To defuse Andrew's interruptions, Dawn might have instituted a new policy of asking his entire team to hold all comments until the end of his presentations or even asked them to send their comments via e-mail. As a leader, you do the getting along. Never let an employee see that she is capable of getting to you and pushing the right buttons.
Do as I Say, Not as I Do
A leader must be prepared to live by the rules she sets for her team. Asking your team to put in excessive hours or maintain certain standards will be meaningless unless you, too, work excessive hours and adhere to those standards.
Tip : Sometimes the best lesson a leader can give is to roll up her sleeves and show her team how she expects them to work. You may not even need to let them in on the fact that you're trying to get the same performance out of them.

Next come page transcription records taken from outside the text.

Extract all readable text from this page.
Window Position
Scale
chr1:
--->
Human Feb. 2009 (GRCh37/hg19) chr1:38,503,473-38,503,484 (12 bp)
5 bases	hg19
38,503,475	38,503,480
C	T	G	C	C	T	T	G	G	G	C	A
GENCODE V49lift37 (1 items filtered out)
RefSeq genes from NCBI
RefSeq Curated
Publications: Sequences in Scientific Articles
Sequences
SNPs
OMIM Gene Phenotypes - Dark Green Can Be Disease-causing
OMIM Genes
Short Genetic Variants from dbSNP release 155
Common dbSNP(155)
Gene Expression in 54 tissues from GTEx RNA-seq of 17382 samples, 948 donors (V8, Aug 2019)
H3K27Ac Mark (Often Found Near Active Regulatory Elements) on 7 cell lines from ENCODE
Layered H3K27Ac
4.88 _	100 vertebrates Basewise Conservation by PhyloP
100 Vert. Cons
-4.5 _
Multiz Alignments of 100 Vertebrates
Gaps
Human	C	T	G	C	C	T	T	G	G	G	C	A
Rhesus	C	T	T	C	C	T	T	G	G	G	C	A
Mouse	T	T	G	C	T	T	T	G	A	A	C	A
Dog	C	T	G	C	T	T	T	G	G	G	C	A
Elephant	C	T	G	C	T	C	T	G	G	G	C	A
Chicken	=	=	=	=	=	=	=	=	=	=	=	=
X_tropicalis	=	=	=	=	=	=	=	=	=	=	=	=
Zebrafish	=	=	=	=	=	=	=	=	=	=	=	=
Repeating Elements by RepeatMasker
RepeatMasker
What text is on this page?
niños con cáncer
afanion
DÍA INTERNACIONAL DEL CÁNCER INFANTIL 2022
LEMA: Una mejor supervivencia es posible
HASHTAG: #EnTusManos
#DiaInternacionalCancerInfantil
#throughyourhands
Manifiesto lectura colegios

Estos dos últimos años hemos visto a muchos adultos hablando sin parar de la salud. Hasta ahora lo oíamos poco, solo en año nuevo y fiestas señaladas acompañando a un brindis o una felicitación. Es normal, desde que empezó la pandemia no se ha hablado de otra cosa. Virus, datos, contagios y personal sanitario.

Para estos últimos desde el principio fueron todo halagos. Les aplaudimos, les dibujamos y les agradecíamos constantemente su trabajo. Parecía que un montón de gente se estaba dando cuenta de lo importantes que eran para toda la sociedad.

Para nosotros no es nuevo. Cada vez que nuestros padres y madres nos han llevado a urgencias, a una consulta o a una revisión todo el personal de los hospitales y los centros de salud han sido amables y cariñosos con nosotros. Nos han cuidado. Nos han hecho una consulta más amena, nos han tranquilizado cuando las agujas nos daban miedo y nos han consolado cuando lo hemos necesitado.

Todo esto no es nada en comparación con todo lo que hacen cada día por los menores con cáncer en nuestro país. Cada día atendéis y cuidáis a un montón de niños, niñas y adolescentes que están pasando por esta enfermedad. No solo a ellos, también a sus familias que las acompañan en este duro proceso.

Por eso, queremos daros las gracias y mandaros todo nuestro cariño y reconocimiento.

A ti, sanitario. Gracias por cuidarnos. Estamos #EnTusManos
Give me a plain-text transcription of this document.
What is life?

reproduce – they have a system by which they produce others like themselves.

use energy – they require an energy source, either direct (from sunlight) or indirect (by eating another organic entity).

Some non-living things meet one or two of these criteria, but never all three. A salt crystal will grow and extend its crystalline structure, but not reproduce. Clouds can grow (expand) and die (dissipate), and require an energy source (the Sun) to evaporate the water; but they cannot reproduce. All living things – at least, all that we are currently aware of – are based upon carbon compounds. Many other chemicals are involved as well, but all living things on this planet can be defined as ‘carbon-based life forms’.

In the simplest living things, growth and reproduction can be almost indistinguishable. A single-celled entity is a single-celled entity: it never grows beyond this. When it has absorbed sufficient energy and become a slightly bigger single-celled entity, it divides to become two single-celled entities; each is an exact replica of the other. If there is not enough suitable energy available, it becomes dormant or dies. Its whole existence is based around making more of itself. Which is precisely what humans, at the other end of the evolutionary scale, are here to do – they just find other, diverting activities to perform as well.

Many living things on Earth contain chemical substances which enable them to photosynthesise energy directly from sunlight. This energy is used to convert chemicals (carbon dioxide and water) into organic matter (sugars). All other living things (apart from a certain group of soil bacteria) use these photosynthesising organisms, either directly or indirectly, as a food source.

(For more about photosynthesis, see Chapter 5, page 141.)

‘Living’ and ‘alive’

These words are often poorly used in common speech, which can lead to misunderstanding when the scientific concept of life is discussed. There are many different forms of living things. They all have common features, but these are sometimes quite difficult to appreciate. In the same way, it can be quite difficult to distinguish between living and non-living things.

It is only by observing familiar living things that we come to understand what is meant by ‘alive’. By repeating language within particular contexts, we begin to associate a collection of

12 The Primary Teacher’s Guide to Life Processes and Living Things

Often, the example stands on its own.
Don't Forget to Tip
If a waiter gives good service, the societal norm is to leave that waiter a tip. The better the service, the better the tip. The same applies to the work done by your team. Valued work behaviors must be outlined, then rewarded when achieved. Too often, employees strive to produce excellent results, only to find that the promise of a raise or increased responsibility will not happen. Once employees realize that the raise is never coming or that you are trying to limit their careers by keeping them in the same jobs, they'll decide to move on.
My Cousin Vinnie
Sometimes the tendency for a new leader is to replace key employees with people that leader has worked with in the past. Sure, you've worked with this person, so you know he'll work hard and probably deliver any objectives that you set before him. However, if you assume leadership of a new group, then set about either firing existing employees to make room for your desired hires, or create new positions for those hires, you're likely to win one big prize: the animosity of the rest of the staff. While they may have welcomed you with an open mind, they'll start resenting you if you immediately pass them over for promotions. When you assume a new leadership position, take some time (if you have it) to evaluate the group you've been charged with leading. You may be surprised to find a group, or individuals, who work hard and are ready to take their efforts to the next level.
Don't Compete with Your Group
Some leaders make the fatal mistake of viewing their group as competition. These leaders are constantly keeping vital information to themselves, only to spring it on the staff very late in the game, in the hopes that they will be able to one-up their staff. Part of the leader/subordinate dynamic you set for your group must be to make sure that your employees understand they work for you, not for your boss. Let them know that their job is to achieve the team objectives, not to achieve personal objectives. Your job is the same. And, if you feel an employee is excellent at her work and really should move on, try to facilitate that step up the ladder. You'll be recognized as a true leader and not mistaken for a paranoid dictator.